Colonialismo em novo turno, agora virtual? Quatro bigs tecnológicos aprumam-se: Alibaba, Facebook, Netflix e Amazon. O primeiro concede à África, desde já, o Prêmio Netempreendedor. Para o segundo, a África é importante por seus jovens, mulheres de negócios, indústrias criativas. Um ecossistema tecnológico de se ver, segundo o diretor regional Nunu Ntshinglia. Netflix e Amazon disputam o controle dos mercados de bens e serviços, mas também de dados, visando ao consumidor de uma classe média que ascende, bem como as Artes. Quanto às Letras, tão presentes quanto, continuam a desvelar o real e o fantástico africano. O real mundo contemporâneo, a história, o passado; o fantástico mundo dos mitos e crenças, da fantasia, do além-real, deuses e a criação. No âmago, a luta entre o tradicional e o moderno, o rural e o urbano, as gerações, os gêneros.

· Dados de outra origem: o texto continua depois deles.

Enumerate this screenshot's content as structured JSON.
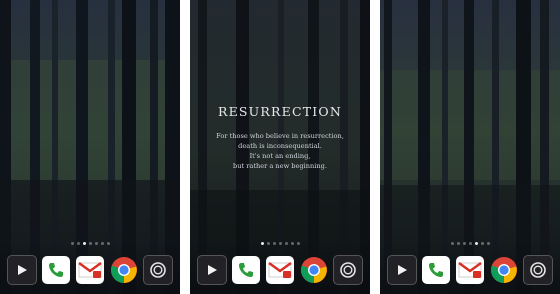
{
  "screens": [
    {
      "id": "left",
      "active_page": 2
    },
    {
      "id": "middle",
      "active_page": 0
    },
    {
      "id": "right",
      "active_page": 4
    }
  ],
  "page_count": 7,
  "quote": {
    "title": "RESURRECTION",
    "lines": [
      "For those who believe in resurrection,",
      "death is inconsequential.",
      "It's not an ending,",
      "but rather a new beginning."
    ]
  },
  "dock": [
    {
      "name": "play-store-icon"
    },
    {
      "name": "phone-icon"
    },
    {
      "name": "gmail-icon"
    },
    {
      "name": "chrome-icon"
    },
    {
      "name": "camera-icon"
    }
  ],
  "colors": {
    "forest_dark": "#141a24",
    "forest_mid": "#2b3a2e",
    "dock_dark": "#1e1e22",
    "phone_green": "#2e9c3a",
    "gmail_red": "#d93025",
    "chrome_red": "#db4437",
    "chrome_yellow": "#f4b400",
    "chrome_green": "#0f9d58",
    "chrome_blue": "#4285f4"
  }
}
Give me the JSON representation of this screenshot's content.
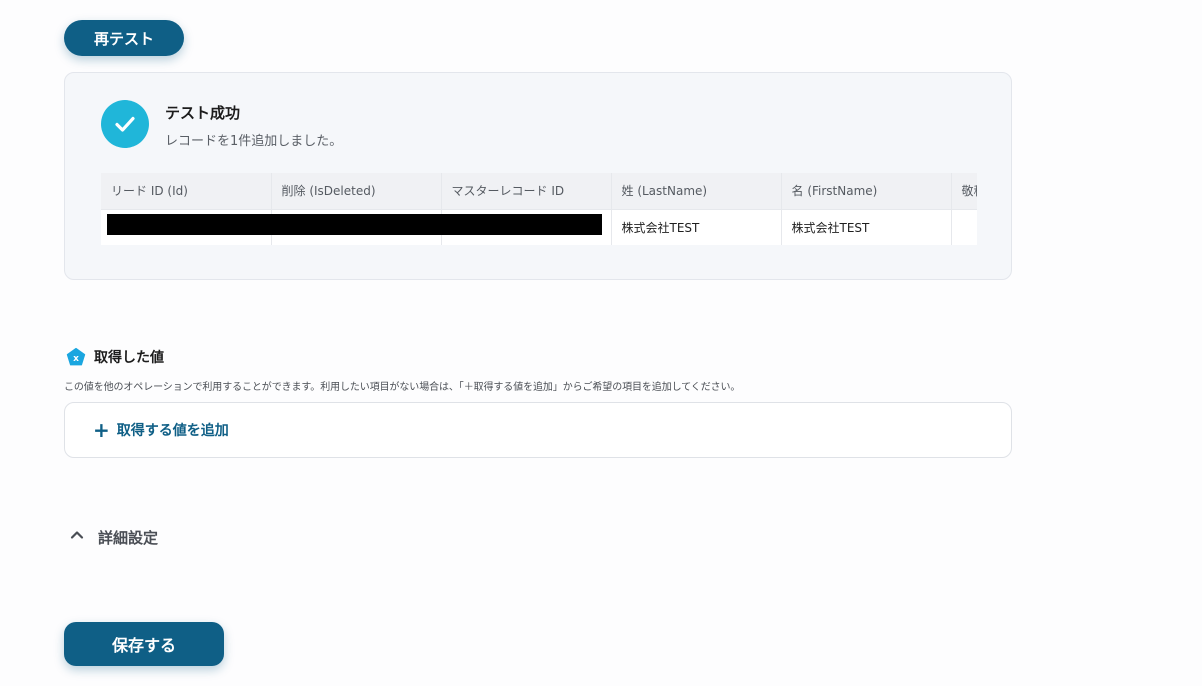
{
  "buttons": {
    "retest_label": "再テスト",
    "save_label": "保存する"
  },
  "result": {
    "title": "テスト成功",
    "subtitle": "レコードを1件追加しました。",
    "icon": "check-circle-icon",
    "columns": [
      "リード ID (Id)",
      "削除 (IsDeleted)",
      "マスターレコード ID",
      "姓 (LastName)",
      "名 (FirstName)",
      "敬称"
    ],
    "rows": [
      [
        "",
        "",
        "",
        "株式会社TEST",
        "株式会社TEST",
        ""
      ]
    ]
  },
  "acquired": {
    "icon": "variable-pentagon-icon",
    "icon_glyph": "x",
    "title": "取得した値",
    "description": "この値を他のオペレーションで利用することができます。利用したい項目がない場合は、「＋取得する値を追加」からご希望の項目を追加してください。",
    "add_label": "取得する値を追加"
  },
  "details": {
    "label": "詳細設定",
    "icon": "chevron-up-icon"
  },
  "colors": {
    "primary": "#0f5f86",
    "success": "#20b6d9",
    "panel_bg": "#f5f7fa"
  }
}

Nesse panorama, não faltaria a raiva reprimida. Detona de novo com o movimento Black Lives Matter. A Universidade da África do Sul é um ninho de efervescência, a lembrar os colonizadores magnatas da mineração, como Rhodes, origem da destruição de estátuas nos protestos. Agora são as terras raras, nome dado não a terras, mas aos cobiçados minerais de complexa extração, refino e reciclagem (compostos de 17 elementos químicos, alguns radioativos), que poucos têm, mas muitos usam. Uso múltiplo e desbragado, sobretudo nas indústrias de defesa e eletrônica. A China, maior exportadora, castiga com preço abusivo. Assim, outros países decidiram-se a competir, inclusive o Brasil, que encontrou três novos minerais (Amazonas, Minas Gerais e Bahia).
Sintetiza o autor Joan Tilouine: “O que ilustra o momento africano é um dos símbolos Akan mais poderosos dos povos da África Ocidental, o Sankofa: um pássaro mitológico que se nutre de seu passado e de si mesmo para projetar-se no futuro”.